The US Centers for Disease Control has also announced that only about 10 percent of US illnesses have resulted from people traveling to Mexico, reflecting the global trend of the flu spreading within other countries.
Public health ministers for the Association of South East Asian Nations (ASEAN) plus China, South Korea and Japan held a meeting in Thailand to discuss collaborative efforts to halt the spread of the flu. 

Supreme Master Television interviewed Robert P. Martin, former Executive Director of the former of the Pew Commission on Industrial Farm Animal Production, whose task has been to work with agriculture industry representatives, veterinarians, ethicists and politicians to receive suggested solutions for the problems in public health, environment and animal welfare caused by factory farming. 

Supreme Master TV :In the Pew Commission on Industrial Farming, you mentioned that it concluded that factory farms created unacceptable health risks. Would you like to elaborate on that?

Bob Martin – Former executive director of Pew Commission on Industrial Farming (M): Our main concerns on the public health side were a couple of things. Now, viruses and bacterial development are two different things. The routine use of antibiotics is what allows these animals to be housed together, overcrowded in these kind of filthy conditions where they live standing over their own waste.

It suppresses the bacterial infections but that also allows for the environment to be in place for rapid evolution or mutation of viruses. And then another really serious concern we had is that there is just not enough monitoring of workers in these industrial farms.
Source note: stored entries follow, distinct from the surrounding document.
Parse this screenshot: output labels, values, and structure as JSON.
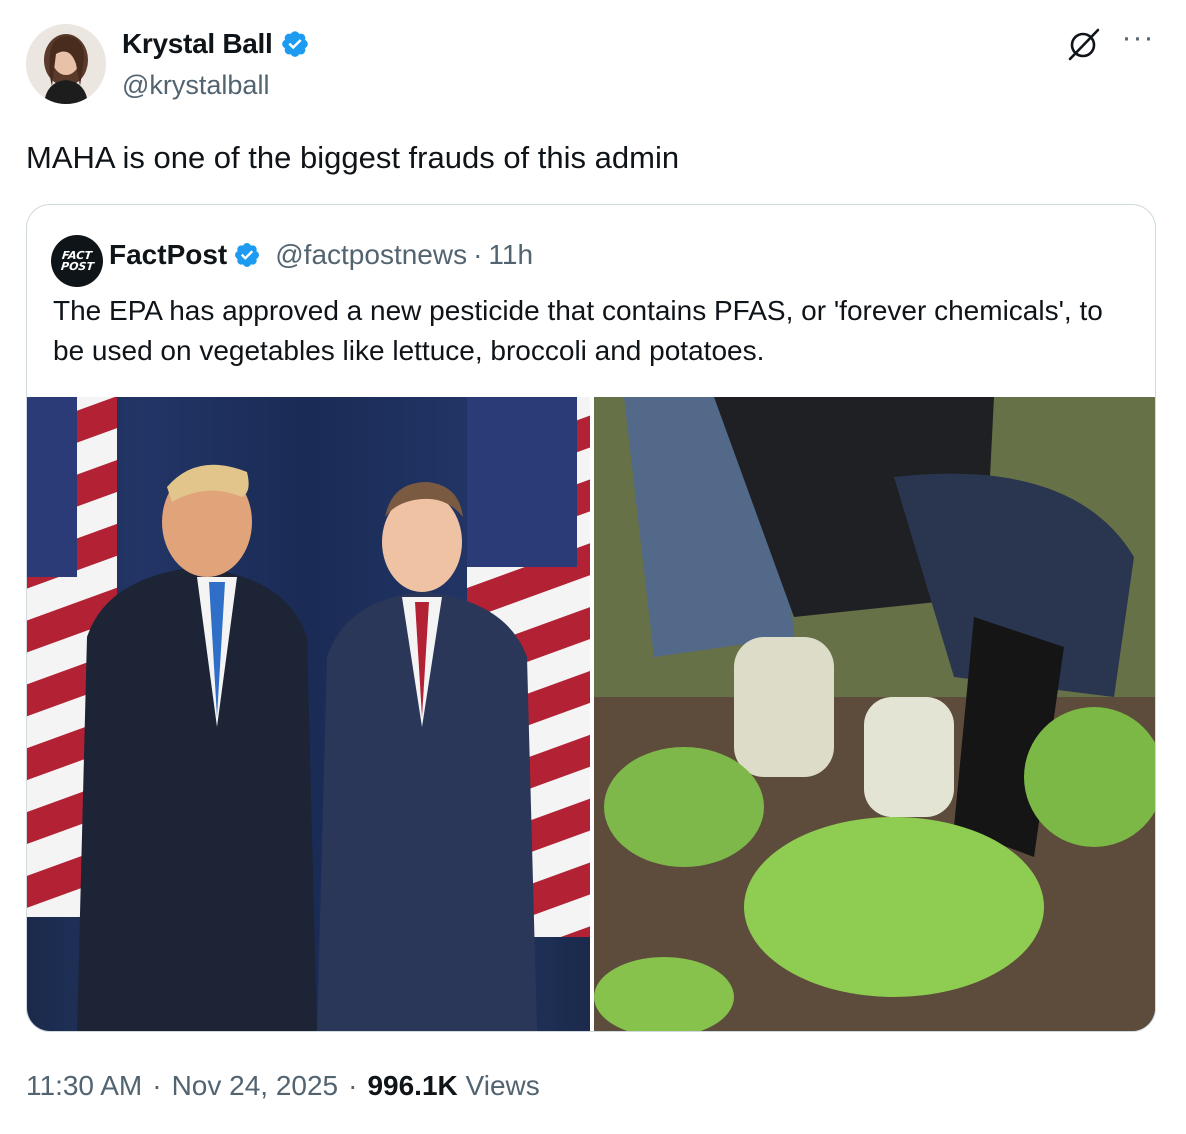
{
  "author": {
    "name": "Krystal Ball",
    "handle": "@krystalball"
  },
  "tweet": {
    "text": "MAHA is one of the biggest frauds of this admin"
  },
  "quoted": {
    "name": "FactPost",
    "handle": "@factpostnews",
    "separator": "·",
    "time": "11h",
    "logo_line1": "FACT",
    "logo_line2": "POST",
    "text": "The EPA has approved a new pesticide that contains PFAS, or 'forever chemicals', to be used on vegetables like lettuce, broccoli and potatoes."
  },
  "footer": {
    "time": "11:30 AM",
    "sep1": "·",
    "date": "Nov 24, 2025",
    "sep2": "·",
    "views_count": "996.1K",
    "views_label": "Views"
  },
  "icons": {
    "verified": "verified-badge-icon",
    "grok": "grok-icon",
    "more": "more-icon"
  },
  "colors": {
    "verified_blue": "#1d9bf0",
    "secondary_text": "#536471",
    "border": "#cfd9de"
  }
}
We really decided that given the structure of these industrial operations and the fact that the workers aren’t being tested, that a viral outbreak flu epidemic like we’ve seen was really a matter of when and not if. I hope that people start looking in this country really at how we produce food because it’s the system itself that is the problem. It’s not the animals in the system, it’s the way we raise the animals that are the problem.

VOICE: Thank you Executive Director Martin and the Pew Commission, for highlighting the significant impact of factory farming operations on public health. We join in sorrow for the most recent loss of life in Canada and Costa Rica as we pray for increasing awareness and adoption of the plant-based lifestyle for global well-being.